Kaitlyn, an Austin, Texas native, was originally studying chemical engineering as a pre-med student, but soon after switching to study in COSAM she found the degree she knew was right for her. Almost two years ago Auburn began offering a degree in neuroscience. Kaitlyn was one of the first two students to declare the major.

“It fit hand-in-hand really well with the biomedical sciences curriculum,” she said. “I got to do the things I was interested in and also prep myself for what I wanted to do. I couldn’t have asked for it to work out better.”

Although Kaitlyn hasn’t competed in equestrian since arriving at Auburn, she has found a way to combine her passion for horses and helping kids as a volunteer with Storybook Farm, a therapeutic horse program.

“I’ve been involved with therapeutic riding programs before, but there’s not any that are quite like Storybook,” she said. “It’s really unique the way it’s so closely interconnected with the community, the staff is amazing and the volunteers it attracts are so special. I really love it.
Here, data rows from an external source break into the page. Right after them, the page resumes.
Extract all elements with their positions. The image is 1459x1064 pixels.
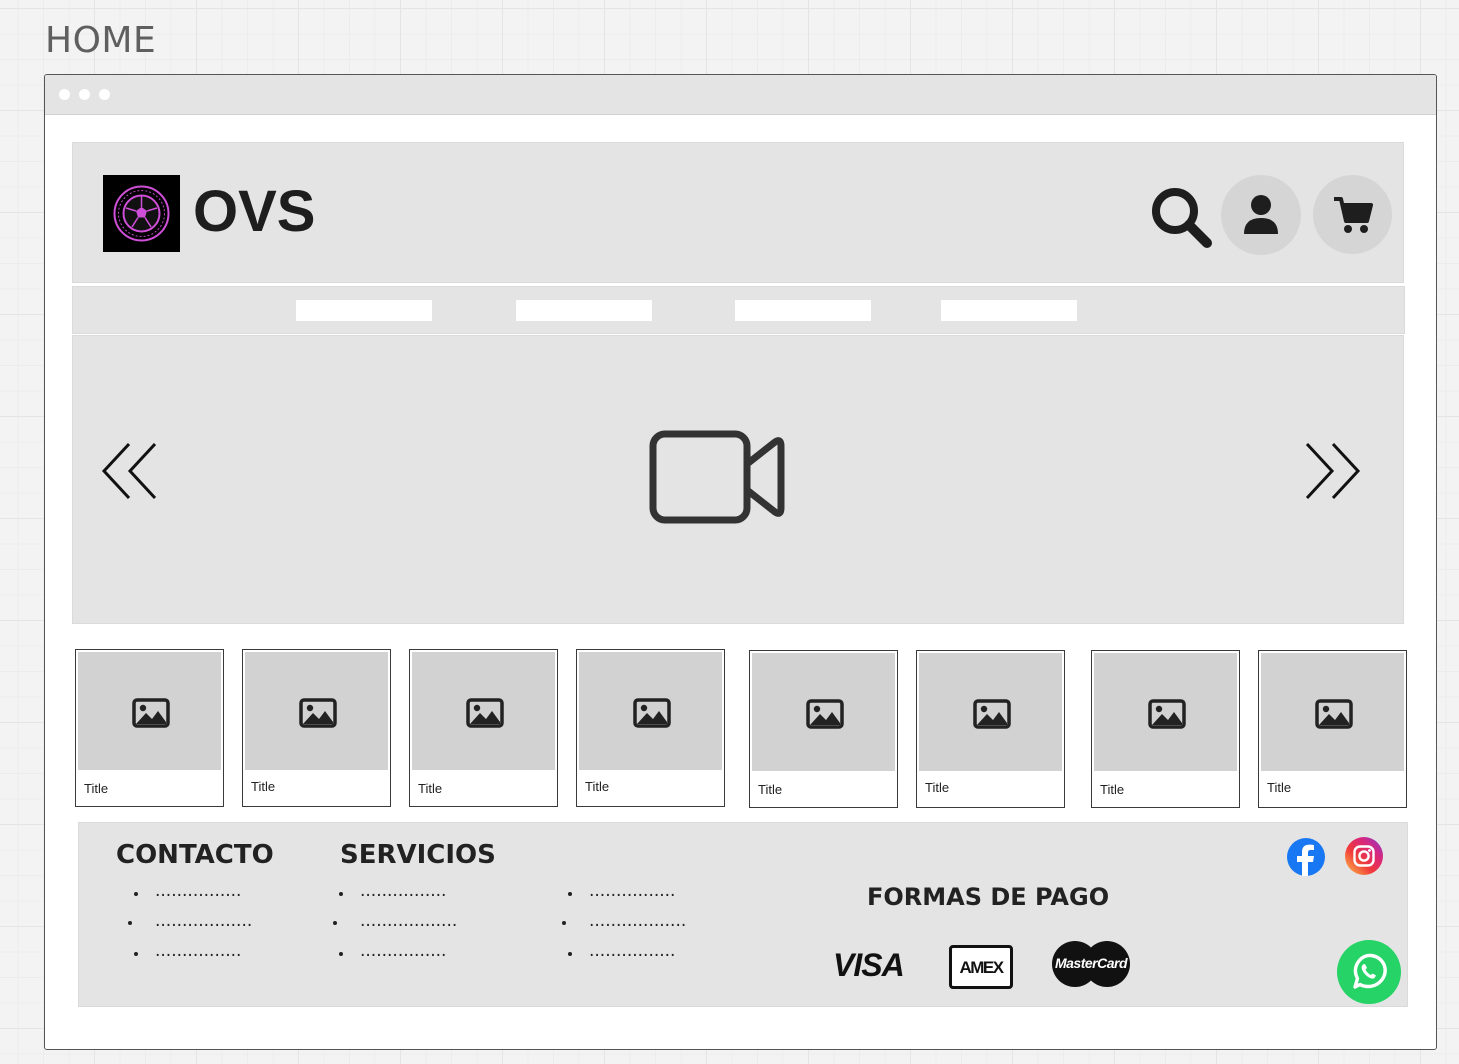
mastercard-label: MasterCard [1054, 955, 1128, 971]
bullet [134, 952, 138, 956]
nav-item-3[interactable] [735, 300, 871, 321]
image-icon [466, 698, 504, 728]
servicios-item[interactable]: ................ [360, 941, 446, 961]
bullet [333, 921, 337, 925]
image-icon [633, 698, 671, 728]
hero-carousel [72, 335, 1404, 624]
user-icon [1244, 195, 1278, 234]
bullet [568, 952, 572, 956]
product-card[interactable]: Title [75, 649, 224, 807]
card-title: Title [1100, 782, 1125, 797]
window-dot [79, 89, 90, 100]
cart-button[interactable] [1313, 175, 1392, 254]
nav-item-4[interactable] [941, 300, 1077, 321]
site-header: OVS [72, 142, 1404, 283]
account-button[interactable] [1221, 175, 1301, 255]
amex-label: AMEX [959, 958, 1004, 977]
image-placeholder [78, 652, 221, 770]
window-dot [99, 89, 110, 100]
extra-item[interactable]: ................ [589, 881, 675, 901]
double-chevron-left-icon[interactable] [101, 441, 161, 501]
bullet [134, 892, 138, 896]
cart-icon [1334, 197, 1373, 233]
bullet [339, 952, 343, 956]
card-title: Title [251, 779, 276, 794]
bullet [568, 892, 572, 896]
instagram-icon[interactable] [1344, 836, 1384, 876]
contacto-item[interactable]: ................ [155, 941, 241, 961]
image-icon [1315, 699, 1353, 729]
image-icon [132, 698, 170, 728]
image-placeholder [1261, 653, 1404, 771]
servicios-item[interactable]: ................ [360, 881, 446, 901]
servicios-heading: SERVICIOS [340, 840, 496, 870]
image-icon [973, 699, 1011, 729]
bullet [339, 892, 343, 896]
product-card[interactable]: Title [916, 650, 1065, 808]
window-dot [59, 89, 70, 100]
contacto-heading: CONTACTO [116, 840, 274, 870]
formas-de-pago-heading: FORMAS DE PAGO [867, 883, 1110, 911]
contacto-item[interactable]: ................ [155, 881, 241, 901]
bullet [128, 921, 132, 925]
card-title: Title [585, 779, 610, 794]
card-title: Title [758, 782, 783, 797]
extra-item[interactable]: .................. [589, 911, 686, 931]
search-icon[interactable] [1147, 183, 1217, 253]
soccer-ball-logo-icon [113, 185, 170, 242]
card-title: Title [1267, 780, 1292, 795]
site-footer: CONTACTO ................ ..............… [78, 822, 1408, 1007]
image-icon [806, 699, 844, 729]
extra-item[interactable]: ................ [589, 941, 675, 961]
logo[interactable] [103, 175, 180, 252]
image-icon [1148, 699, 1186, 729]
mastercard-logo: MasterCard [1052, 941, 1130, 987]
product-card[interactable]: Title [749, 650, 898, 808]
browser-title-bar [45, 75, 1436, 115]
nav-item-1[interactable] [296, 300, 432, 321]
image-icon [299, 698, 337, 728]
product-card[interactable]: Title [242, 649, 391, 807]
visa-logo: VISA [833, 947, 905, 983]
double-chevron-right-icon[interactable] [1304, 441, 1364, 501]
image-placeholder [579, 652, 722, 770]
image-placeholder [919, 653, 1062, 771]
product-card[interactable]: Title [409, 649, 558, 807]
video-camera-icon [649, 430, 785, 524]
product-card[interactable]: Title [1091, 650, 1240, 808]
nav-item-2[interactable] [516, 300, 652, 321]
page-label: HOME [45, 20, 157, 61]
product-card[interactable]: Title [576, 649, 725, 807]
image-placeholder [245, 652, 388, 770]
card-title: Title [418, 781, 443, 796]
image-placeholder [412, 652, 555, 770]
browser-window: OVS Title Title Title Title Title Title … [44, 74, 1437, 1050]
servicios-item[interactable]: .................. [360, 911, 457, 931]
main-nav [72, 286, 1405, 334]
amex-logo: AMEX [949, 945, 1013, 989]
image-placeholder [1094, 653, 1237, 771]
facebook-icon[interactable] [1286, 837, 1326, 877]
image-placeholder [752, 653, 895, 771]
card-title: Title [925, 780, 950, 795]
brand-name[interactable]: OVS [193, 183, 316, 241]
bullet [562, 921, 566, 925]
contacto-item[interactable]: .................. [155, 911, 252, 931]
product-card[interactable]: Title [1258, 650, 1407, 808]
card-title: Title [84, 781, 109, 796]
whatsapp-icon[interactable] [1336, 939, 1402, 1005]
It has been one of my favorite parts of my Auburn experience.”

Kaitlyn added that the relationships she has built with the volunteers and the families at Storybook Farm has made her time at Auburn more special.

“It’s a sort of community that comes back year after year,” she explained. “We see the kids grow up, we get to see them progress, which is amazing. You could have the worst day of classes and go out there and see a kid who is in a wheelchair and is so excited to walk around on a horse for 30 minutes and nothing else matters.” 

After graduation in May, Kaitlyn plans to return to her love of equestrian for a year before beginning medical school to intern with an Olympic-level equestrian rider in Tennessee. She said she knows this may be her last opportunity because she hopes to pursue a Doctorate of Medicine and Philosophy, which could possibly take eight years.

During her time in COSAM, Kaitlyn has studied abroad in Spain, has been part of the Honors College, was awarded the Presidential Scholarship and the Susan Stacy Entrenkin Yates Award, has worked as a residential advisor, is on the Auburn Dance Marathon staff, and is currently an undergraduate research fellow in the Auburn University Cognitive and Affective Neuroscience Lab.

Kaitlyn said she is proud to be a COSAM student, adding that the COSAM Student Services office has been a major support system throughout her college career.

“From day one, it has been amazing,” she shared. “I know a lot of people feel like COSAM is such a big college that you can get lost in, but I have found again and again that just making the effort to have those more personal conversations and connections helps so much. I’ve gotten so much out of it.”